To operate your Private AI Ready Infrastructure for VMware Cloud Foundation validated solution in an enterprise environment, you must be able to scale up and scale out efficiently.

Scaling up Within a VI Workload Domain

Scaling up can be an effective method for providing additional resources for your workloads. The most straightforward of mechanisms available to scale up within a Tanzu Enabled VI workload domain is resizing the Supervisor Cluster control plane nodes. When you resize the control plane nodes, you expand your ability to manage additional vSphere Pods and Tanzu Kubernetes clusters within a single vSphere Cluster. You must comply with increased CPU and memory requirements for the three Supervisor Cluster control plane nodes.

Table 1. Supervisor Cluster control plane node sizing

Control plane node size

vCPUs per node

Memory per node

Maximum vSphere Pods

Tiny

2

8 GB

1000

Small

4

16 GB

2000

Medium

8

24 GB

4000

Large

16

32 GB

8000

The compute resource requirements for three Supervisor Cluster control plane nodes at the recommended small sizing starting point is 12 vCPUs and 48GB of memory. Within that compute footprint, you can run up to 2000 vSphere Pods. If you want to scale that up to 8000 vSphere pods within that Supervisor Cluster, the aggregate compute resource requirements for the control plane increases to 48 vCPUs and 96GB of memory. At the resource levels required to effectively run 8000 vSphere Pods and the user workloads contained therein, this is a good option to keep the Supervisor Cluster operating effectively.

You can also scale up individual worker nodes in a Supervisor Cluster. Those worker nodes are the ESXi hosts that make up the vSphere Cluster. You can scale a cluster up without incurring additional licensing cost by increasing the number of physical cores, up to 32 cores per socket before additional licensing is required, and the amount of physical memory in each ESXi host. Since this design recommends for at least N+1 sizing within the Supervisor Cluster, you can perform rolling hardware upgrades until each ESXi host is upgraded.

Scaling up NSX resources for the software-defined network, load balancers, NAT, and so on, is less effective than doing so with compute resources. To support activation of a Supervisor Cluster, the associated NSX Edge cluster nodes must already be sized large at a minimum. You do not have much room to expand into those deployed NSX Edge cluster nodes. Scaling out is much more effective here.

Scaling up GPU resources on an existing vSphere Cluster depends on the amount of GPUs that the physical server can have, power, and cool. A homogenous GPU configuration within the same cluster streamlines resource allocation, workload distribution, and troubleshooting processes.

Scaling Out Within a VI Workload Domain

There are multiple ways in which resources can be effectively scaled out within a VI workload domain. The primary approach is to scale out a Supervisor Cluster by adding ESXi hosts.
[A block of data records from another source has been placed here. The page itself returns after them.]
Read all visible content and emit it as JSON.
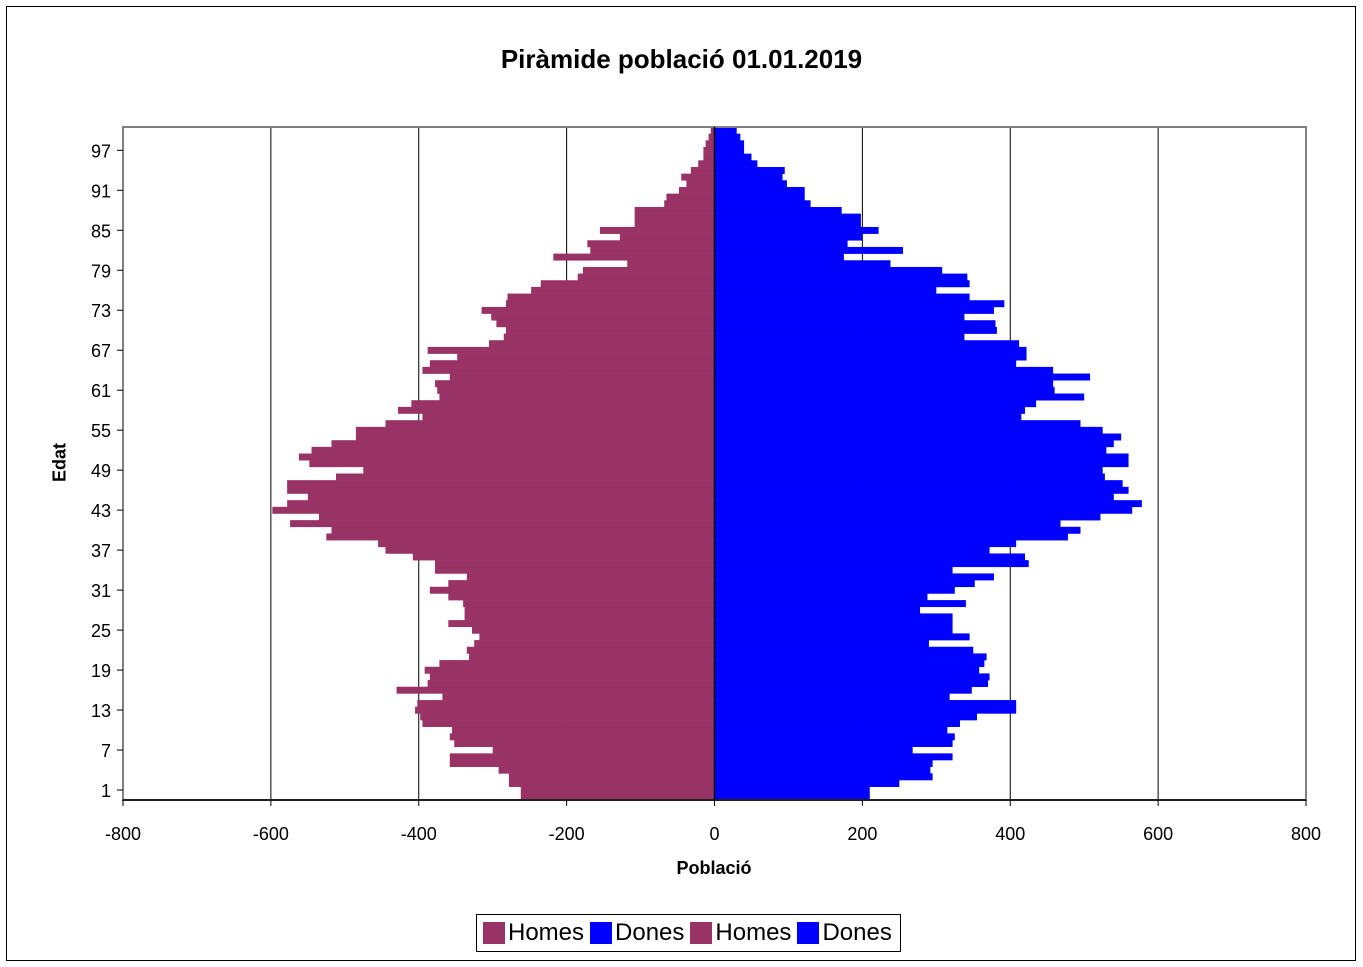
{
  "chart_data": {
    "type": "bar",
    "orientation": "horizontal",
    "title": "Piràmide població 01.01.2019",
    "xlabel": "Població",
    "ylabel": "Edat",
    "xlim": [
      -800,
      800
    ],
    "x_ticks": [
      -800,
      -600,
      -400,
      -200,
      0,
      200,
      400,
      600,
      800
    ],
    "x_tick_labels": [
      "-800",
      "-600",
      "-400",
      "-200",
      "0",
      "200",
      "400",
      "600",
      "800"
    ],
    "ages": [
      0,
      1,
      2,
      3,
      4,
      5,
      6,
      7,
      8,
      9,
      10,
      11,
      12,
      13,
      14,
      15,
      16,
      17,
      18,
      19,
      20,
      21,
      22,
      23,
      24,
      25,
      26,
      27,
      28,
      29,
      30,
      31,
      32,
      33,
      34,
      35,
      36,
      37,
      38,
      39,
      40,
      41,
      42,
      43,
      44,
      45,
      46,
      47,
      48,
      49,
      50,
      51,
      52,
      53,
      54,
      55,
      56,
      57,
      58,
      59,
      60,
      61,
      62,
      63,
      64,
      65,
      66,
      67,
      68,
      69,
      70,
      71,
      72,
      73,
      74,
      75,
      76,
      77,
      78,
      79,
      80,
      81,
      82,
      83,
      84,
      85,
      86,
      87,
      88,
      89,
      90,
      91,
      92,
      93,
      94,
      95,
      96,
      97,
      98,
      99,
      100
    ],
    "y_tick_labels": [
      "1",
      "7",
      "13",
      "19",
      "25",
      "31",
      "37",
      "43",
      "49",
      "55",
      "61",
      "67",
      "73",
      "79",
      "85",
      "91",
      "97"
    ],
    "series": [
      {
        "name": "Homes",
        "color": "#993366",
        "values": [
          -262,
          -262,
          -278,
          -278,
          -292,
          -358,
          -358,
          -300,
          -352,
          -358,
          -355,
          -395,
          -398,
          -405,
          -402,
          -368,
          -430,
          -388,
          -385,
          -392,
          -372,
          -332,
          -335,
          -325,
          -318,
          -328,
          -360,
          -338,
          -338,
          -340,
          -360,
          -385,
          -360,
          -335,
          -378,
          -378,
          -408,
          -445,
          -455,
          -525,
          -518,
          -574,
          -535,
          -598,
          -578,
          -550,
          -578,
          -578,
          -512,
          -475,
          -548,
          -562,
          -545,
          -518,
          -485,
          -485,
          -445,
          -395,
          -428,
          -410,
          -372,
          -375,
          -378,
          -358,
          -395,
          -385,
          -348,
          -388,
          -305,
          -285,
          -282,
          -295,
          -302,
          -315,
          -282,
          -280,
          -248,
          -235,
          -185,
          -178,
          -118,
          -218,
          -168,
          -172,
          -128,
          -155,
          -108,
          -108,
          -108,
          -68,
          -65,
          -48,
          -38,
          -45,
          -32,
          -22,
          -15,
          -15,
          -12,
          -8,
          -5
        ]
      },
      {
        "name": "Dones",
        "color": "#0000ff",
        "values": [
          210,
          210,
          250,
          295,
          292,
          295,
          322,
          268,
          322,
          325,
          315,
          332,
          355,
          408,
          408,
          318,
          348,
          370,
          372,
          358,
          365,
          368,
          350,
          290,
          345,
          322,
          322,
          322,
          278,
          340,
          288,
          325,
          352,
          378,
          322,
          425,
          420,
          372,
          408,
          478,
          495,
          468,
          522,
          565,
          578,
          540,
          560,
          552,
          528,
          525,
          560,
          560,
          530,
          540,
          550,
          525,
          495,
          415,
          420,
          435,
          500,
          460,
          458,
          508,
          458,
          408,
          422,
          422,
          412,
          338,
          382,
          380,
          338,
          378,
          392,
          345,
          300,
          345,
          342,
          308,
          238,
          175,
          255,
          180,
          200,
          222,
          198,
          198,
          172,
          130,
          122,
          122,
          98,
          92,
          95,
          58,
          50,
          40,
          40,
          35,
          30
        ]
      },
      {
        "name": "Homes",
        "color": "#993366",
        "values": []
      },
      {
        "name": "Dones",
        "color": "#0000ff",
        "values": []
      }
    ],
    "legend_position": "bottom",
    "grid": "vertical major lines"
  }
}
This approach is effective only to a certain point, at which time adding vSphere Clusters to the workload domain and activating them as Supervisor Clusters is the preferred method. The point at which this method becomes necessary depends on many factors, including but not exclusively:

  • Availability – placing many eggs into a single basket, some applications might require scale outside of a single Kubernetes cluster or a fault domain.
  • Manageability – time to remediate when applying updates or upgrades, complexity of many namespaces or tenants within a domain.
  • Performance – noisy neighbors, overloading individual components (network, CPU, memory), scalability limits within the domain.
  • Recoverability – loss of the entire fault domain in larger clusters drives up recovery time, recovery point objectives are harder to meet with more backup activity within a domain.
  • Security – separation of duties, RBAC.

When you decide to add another vSphere Cluster for use as a Supervisor Cluster, you have to decide how to scale your NSX Edge cluster resources, as well. Additional Supervisor Clusters within the VI workload domain must have their own set of software-defined network (SDN) components, so you must instantiate a new NSX Edge cluster. At this point, you have two choices:

  • Deploy an additional NSX Edge cluster within the workload domain with an additional Tier-0 Gateway, or

  • Deploy an additional NSX Edge cluster without the Tier-0 Gateway and attach a Tier-1 Gateway running on the NSX Edge cluster to the Tier-0 Gateway running on the original NSX Edge cluster.

This also applies in the case where software-define networking resources are scaled out by adding another NSX Edge cluster without adding more compute resources with an additional Supervisor Cluster. The Tier-0 Gateway in NSX provides dynamic routing from the SDN to the top-of-rack switches. In this case, it might be additional management overhead without much benefit. The opposite side of that manageability argument is consistency across NSX Edge cluster deployed in the environment. Aberrant configurations can make troubleshooting harder, especially if the SDN environment is not well-documented.